Canada is currently suing US Steel, alleging it failed to live up to investment commitments when it shut down its Canadian operations last year. U.S. Steel acquired the operation when it bought Stelco in 2007.
Canada also raised concerns last year with layoffs at Canadian mines owned by mining giants Vale and Xstrata, which bought Inco and Falconbridge, respectively, in 2006. Canada has since said it has no issue with the layoffs.
“As with any foreign investment agreement, the BHP proposal has the potential to strengthen the economy and create jobs, but it must be subject to a fully public review,” said Gravelle.
Marc Garneau, the industry critic for the main opposition Liberals, said the party would not block the deal because it agreed with opening doors to foreign investors.
But he said the Liberals -- unhappy with the way some foreign takeovers were handled by the Conservative government of Prime Minister Stephen Harper -- would press for a deal that protects jobs and benefits the economy.
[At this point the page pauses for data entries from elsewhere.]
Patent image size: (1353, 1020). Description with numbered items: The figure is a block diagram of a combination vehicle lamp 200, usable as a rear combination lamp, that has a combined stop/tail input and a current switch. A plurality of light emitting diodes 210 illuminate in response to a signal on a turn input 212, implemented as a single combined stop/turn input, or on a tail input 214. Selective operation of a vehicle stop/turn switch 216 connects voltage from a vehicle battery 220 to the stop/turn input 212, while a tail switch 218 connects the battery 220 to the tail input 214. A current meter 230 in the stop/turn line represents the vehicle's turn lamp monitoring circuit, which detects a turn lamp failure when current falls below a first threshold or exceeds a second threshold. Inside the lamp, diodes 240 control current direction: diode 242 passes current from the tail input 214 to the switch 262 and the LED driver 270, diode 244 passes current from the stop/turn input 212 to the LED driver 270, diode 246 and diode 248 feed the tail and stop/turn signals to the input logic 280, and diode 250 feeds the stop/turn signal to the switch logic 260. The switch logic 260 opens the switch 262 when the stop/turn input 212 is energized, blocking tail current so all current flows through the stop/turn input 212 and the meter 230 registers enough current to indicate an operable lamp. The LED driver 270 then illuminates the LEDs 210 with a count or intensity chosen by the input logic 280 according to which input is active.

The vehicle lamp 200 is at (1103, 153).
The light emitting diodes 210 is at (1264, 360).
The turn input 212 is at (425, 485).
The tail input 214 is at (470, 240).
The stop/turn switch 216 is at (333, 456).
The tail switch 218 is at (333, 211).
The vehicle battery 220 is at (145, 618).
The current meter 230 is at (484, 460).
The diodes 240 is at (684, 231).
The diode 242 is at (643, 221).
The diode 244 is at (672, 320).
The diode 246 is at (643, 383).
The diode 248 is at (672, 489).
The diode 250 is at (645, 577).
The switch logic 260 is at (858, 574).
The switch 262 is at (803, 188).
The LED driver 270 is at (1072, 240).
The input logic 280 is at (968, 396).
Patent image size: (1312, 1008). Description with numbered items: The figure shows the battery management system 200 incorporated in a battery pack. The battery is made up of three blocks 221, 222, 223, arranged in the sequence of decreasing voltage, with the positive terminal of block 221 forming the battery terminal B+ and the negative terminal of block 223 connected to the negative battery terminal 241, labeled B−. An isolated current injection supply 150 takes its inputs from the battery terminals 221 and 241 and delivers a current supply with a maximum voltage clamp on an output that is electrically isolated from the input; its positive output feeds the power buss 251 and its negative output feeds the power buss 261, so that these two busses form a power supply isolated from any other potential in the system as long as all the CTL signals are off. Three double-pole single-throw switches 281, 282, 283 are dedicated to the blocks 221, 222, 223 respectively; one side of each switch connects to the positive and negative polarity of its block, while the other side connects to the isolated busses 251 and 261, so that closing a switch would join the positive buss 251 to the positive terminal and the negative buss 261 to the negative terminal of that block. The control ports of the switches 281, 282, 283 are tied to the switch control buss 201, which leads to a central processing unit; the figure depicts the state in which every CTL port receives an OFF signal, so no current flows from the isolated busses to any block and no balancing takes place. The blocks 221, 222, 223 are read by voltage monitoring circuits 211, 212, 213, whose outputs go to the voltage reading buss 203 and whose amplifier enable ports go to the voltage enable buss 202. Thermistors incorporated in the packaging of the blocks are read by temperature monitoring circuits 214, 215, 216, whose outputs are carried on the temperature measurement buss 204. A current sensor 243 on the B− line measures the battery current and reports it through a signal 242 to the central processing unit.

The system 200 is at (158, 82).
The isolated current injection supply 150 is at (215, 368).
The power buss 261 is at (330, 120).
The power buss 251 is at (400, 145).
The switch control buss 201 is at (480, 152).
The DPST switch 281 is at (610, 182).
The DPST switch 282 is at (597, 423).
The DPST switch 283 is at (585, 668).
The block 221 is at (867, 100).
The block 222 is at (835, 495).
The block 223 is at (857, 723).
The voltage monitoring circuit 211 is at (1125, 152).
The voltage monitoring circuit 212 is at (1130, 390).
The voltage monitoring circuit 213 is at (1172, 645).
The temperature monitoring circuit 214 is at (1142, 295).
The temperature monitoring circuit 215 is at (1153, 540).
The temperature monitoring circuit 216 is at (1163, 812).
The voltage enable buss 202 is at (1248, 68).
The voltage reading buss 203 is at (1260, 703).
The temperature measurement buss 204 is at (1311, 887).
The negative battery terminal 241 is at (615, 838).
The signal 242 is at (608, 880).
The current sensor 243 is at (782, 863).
In the end, BHP is likely prepared to accept whatever regulatory conditions Canada chooses to impose under the Investment Canada Act.
The only regulatory risk posed to the deal is in how long it takes to get done, and time always favors the target in a hostile bid situation.
“From the defensive perspective, time is always your friend,” said John Mackie, a lawyer for Westlaw Business Currents. “If it takes too long, what does that mean.”